For me, the image of a turret conquers up feelings – glorious feelings – of solitude. Creative solitude. I dream daily of being alone, just me and my words. Emotions, sensations, experiences – intangibles – forming themselves into words and sentences that I might grasp them, hold them, and understand them as best I can. Of course, I don’t need a turret for this, just a writing implement. But solitude? Now that’s an essential.
In one essay I wrote: “In my early twenties the vision of my future life included only the patter of fingers on the keyboard, not that of tiny feet. My imaginary writer’s turret didn’t come equipped with a safety gate.” In one recent workshop which I facilitated, one woman lamented that mothers cannot be fully creative, not because our brains have atrophied, but because of all the demands placed on us. Sadly, unless we can afford, or would be willing to commit to, full-time child-care and/or house-keeping, a mother does not have the luxury to create at her fullest potential. Even with my children out of the home to their respective educational institutions either 3 or 6 hours a day, I find my ability to write (or study for grad school) hampered. I have tried rising extremely early (4AM) and I loved the mental acuity of that time of day. But by Wednesday evening after all the housework, sibling-refereeing, taxiing, errands, etc. etc. etc., I wasn’t fit to be anyone’s mother or companion, let alone write.
I’m not good at grabbing moments. I’m a slow writer. I ponder each word and then go back and ponder it again. This analyzing (self-criticism?) can make a short blog post last the entire length of a Pre-K session. Suddenly I am having to abandon my treasure-trunk of words, ripping myself away mid-sentence to fly out the door to become Mom again. And take today: I have the flu (or something else icky but not bed-riddening). I am home with no demands for the day because after Pre-K my mother (bless her) is taking my son. But Hubby asked that we use this opportunity to do some important paperwork. So I delayed my writing, but then the phone rang and I sat for almost an hour waiting for him to get off the phone. (You know that infuriating situation when you’re meeting someone who’s late and you don’t know whether to leave because they might come right now… or maybe now…? Waiting for him to get off the phone any moment was like that.)

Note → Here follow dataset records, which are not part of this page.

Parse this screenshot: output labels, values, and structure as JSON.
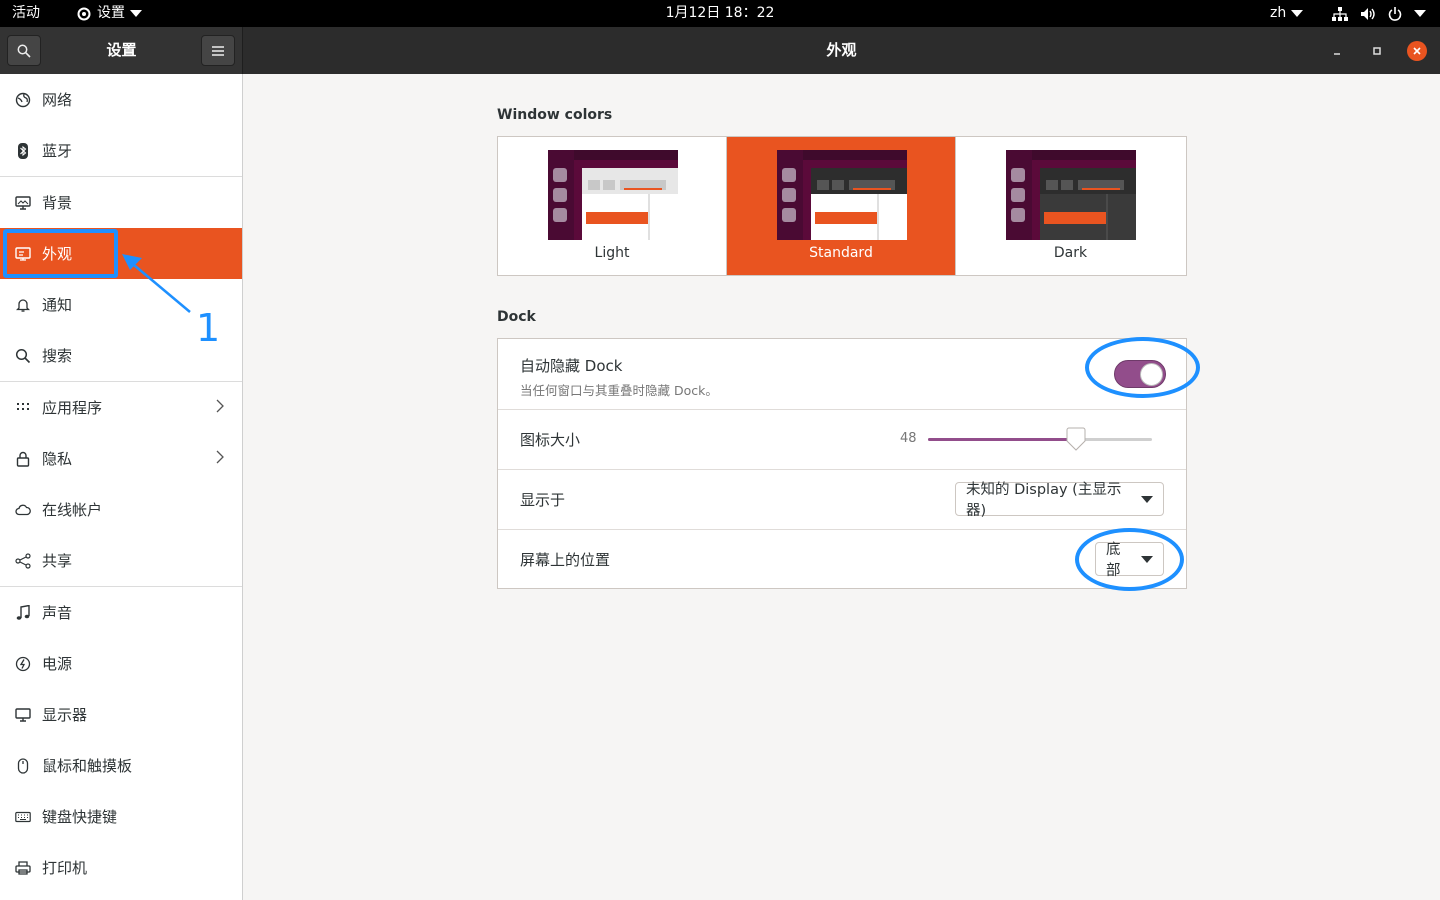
{
  "topbar": {
    "activities": "活动",
    "app_menu": "设置",
    "clock": "1月12日  18：22",
    "lang": "zh"
  },
  "headerbar": {
    "sidebar_title": "设置",
    "title": "外观"
  },
  "sidebar": {
    "items": [
      {
        "label": "网络",
        "icon": "network-icon"
      },
      {
        "label": "蓝牙",
        "icon": "bluetooth-icon"
      },
      {
        "label": "背景",
        "icon": "background-icon"
      },
      {
        "label": "外观",
        "icon": "appearance-icon"
      },
      {
        "label": "通知",
        "icon": "bell-icon"
      },
      {
        "label": "搜索",
        "icon": "search-icon"
      },
      {
        "label": "应用程序",
        "icon": "apps-grid-icon"
      },
      {
        "label": "隐私",
        "icon": "lock-icon"
      },
      {
        "label": "在线帐户",
        "icon": "cloud-icon"
      },
      {
        "label": "共享",
        "icon": "share-icon"
      },
      {
        "label": "声音",
        "icon": "music-note-icon"
      },
      {
        "label": "电源",
        "icon": "power-icon"
      },
      {
        "label": "显示器",
        "icon": "display-icon"
      },
      {
        "label": "鼠标和触摸板",
        "icon": "mouse-icon"
      },
      {
        "label": "键盘快捷键",
        "icon": "keyboard-icon"
      },
      {
        "label": "打印机",
        "icon": "printer-icon"
      }
    ],
    "active_index": 3
  },
  "window_colors": {
    "title": "Window colors",
    "options": [
      "Light",
      "Standard",
      "Dark"
    ],
    "selected": "Standard"
  },
  "dock": {
    "title": "Dock",
    "autohide_label": "自动隐藏 Dock",
    "autohide_desc": "当任何窗口与其重叠时隐藏 Dock。",
    "autohide_on": true,
    "icon_size_label": "图标大小",
    "icon_size_value": "48",
    "icon_size_fraction": 0.66,
    "show_on_label": "显示于",
    "show_on_value": "未知的 Display (主显示器)",
    "position_label": "屏幕上的位置",
    "position_value": "底部"
  },
  "annotations": {
    "step_number": "1",
    "color": "#1e90ff"
  },
  "colors": {
    "accent": "#e95420",
    "switch_purple": "#924d8b"
  }
}
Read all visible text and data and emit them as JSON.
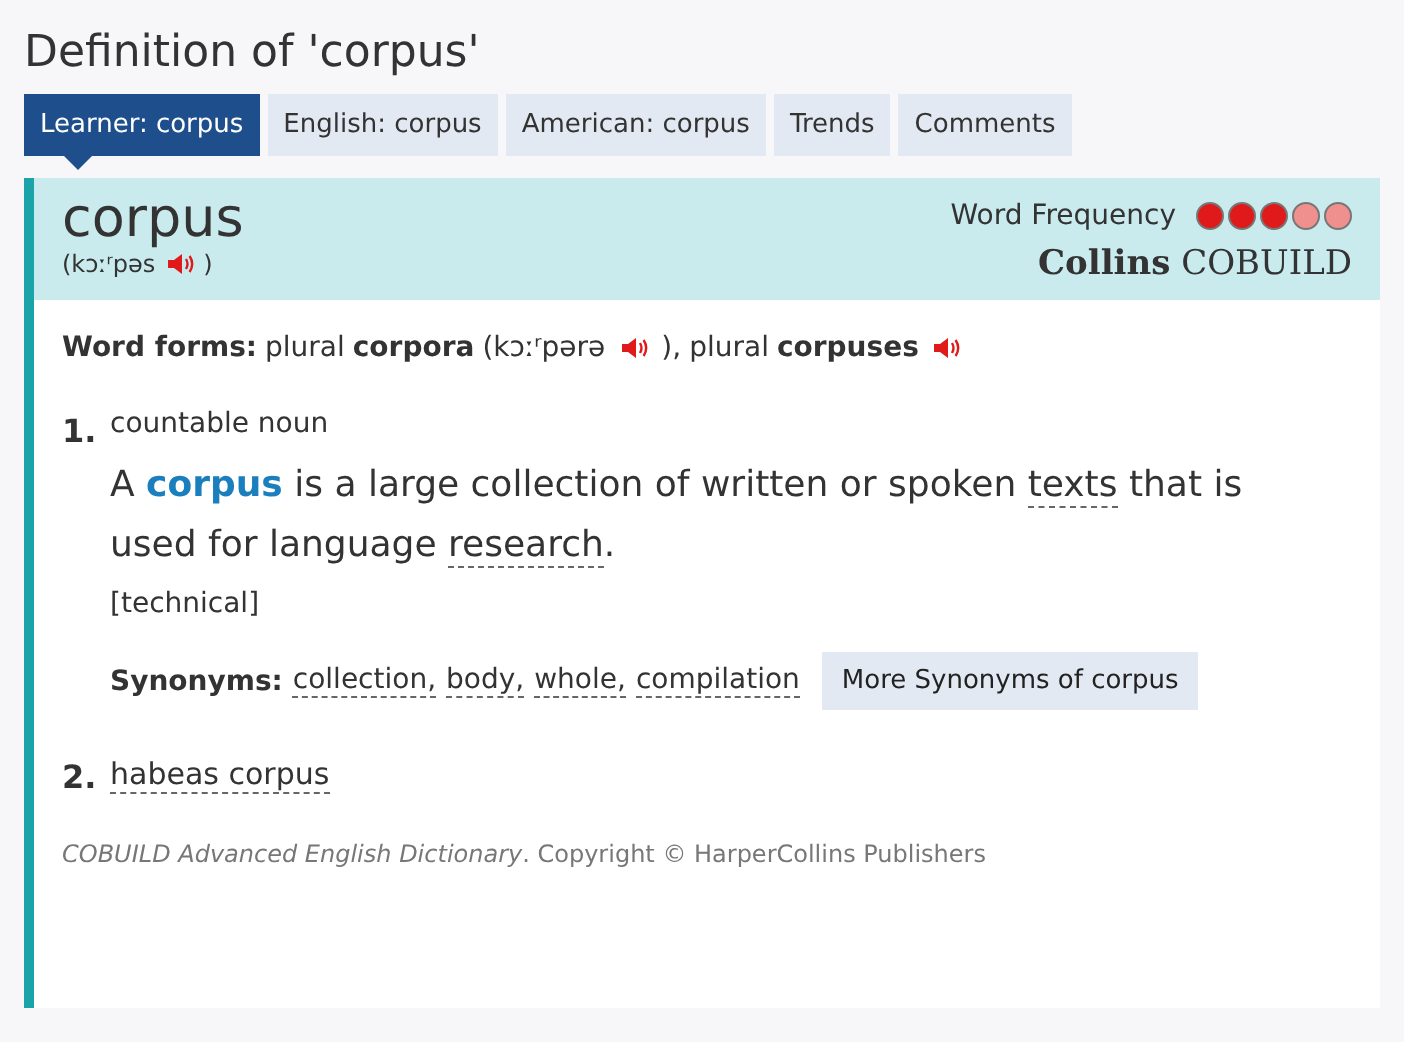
{
  "page_title": "Definition of 'corpus'",
  "tabs": [
    {
      "label": "Learner: corpus",
      "selected": true
    },
    {
      "label": "English: corpus",
      "selected": false
    },
    {
      "label": "American: corpus",
      "selected": false
    },
    {
      "label": "Trends",
      "selected": false
    },
    {
      "label": "Comments",
      "selected": false
    }
  ],
  "entry": {
    "headword": "corpus",
    "pronunciation": {
      "open": "(",
      "text": "kɔːʳpəs",
      "close": ")"
    },
    "frequency": {
      "label": "Word Frequency",
      "stars": 3
    },
    "brand": {
      "bold": "Collins",
      "rest": "COBUILD"
    },
    "word_forms": {
      "label": "Word forms:",
      "forms": [
        {
          "prefix": "plural",
          "word": "corpora",
          "pronunciation": "(kɔːʳpərə",
          "close": "),"
        },
        {
          "prefix": "plural",
          "word": "corpuses"
        }
      ]
    },
    "senses": [
      {
        "number": "1.",
        "kind": "definition",
        "grammar": "countable noun",
        "sentence": [
          {
            "kind": "plain",
            "text": "A "
          },
          {
            "kind": "headword",
            "text": "corpus"
          },
          {
            "kind": "plain",
            "text": " is a large collection of written or spoken "
          },
          {
            "kind": "link",
            "text": "texts"
          },
          {
            "kind": "plain",
            "text": " that is used for language "
          },
          {
            "kind": "link",
            "text": "research"
          },
          {
            "kind": "plain",
            "text": "."
          }
        ],
        "label": "[technical]",
        "synonyms": {
          "label": "Synonyms:",
          "words": [
            "collection,",
            "body,",
            "whole,",
            "compilation"
          ],
          "button": "More Synonyms of corpus"
        }
      },
      {
        "number": "2.",
        "kind": "link",
        "text": "habeas corpus"
      }
    ],
    "source": {
      "title": "COBUILD Advanced English Dictionary",
      "rest": ". Copyright © HarperCollins Publishers"
    }
  }
}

And so goes my life, it seems. I want to write, I love to write, I need to write, but I don’t write (much). I have responsibilities and always the question: should I be doing this or that? what is more important – the clothes or the blog post? And it is this constant questioning – deciding – that is part of the mental exhaustion (links to a NYT article). I love writing so much that I want to dedicate myself to it fully, not some half-hearted minute or two here and there, and so I don’t commit, because I can’t.
But I must. Because by not writing I am forsaking my own soul. My vision of a writer’s turret was just a symbol of my highest need: To be alone with “pen” in hand, scratching away, whittling words – the only tools I have – to make sense of my self and this world.
My turret is finally here. And today is “I Love to Write Day” and I do. So I am. And I will. Will you?
(And as I finish writing this I see this post on FB from Julia Cameron: “Time is what we all need more of–or do we? Time can be chiseled out of the busiest life by replacing our worrying with doing.” Ah, Synchronicity.)
Prompt: If we believe our visions and imaginings are symbols of deep (or higher) yearnings – from our authentic self – what is your “turret”?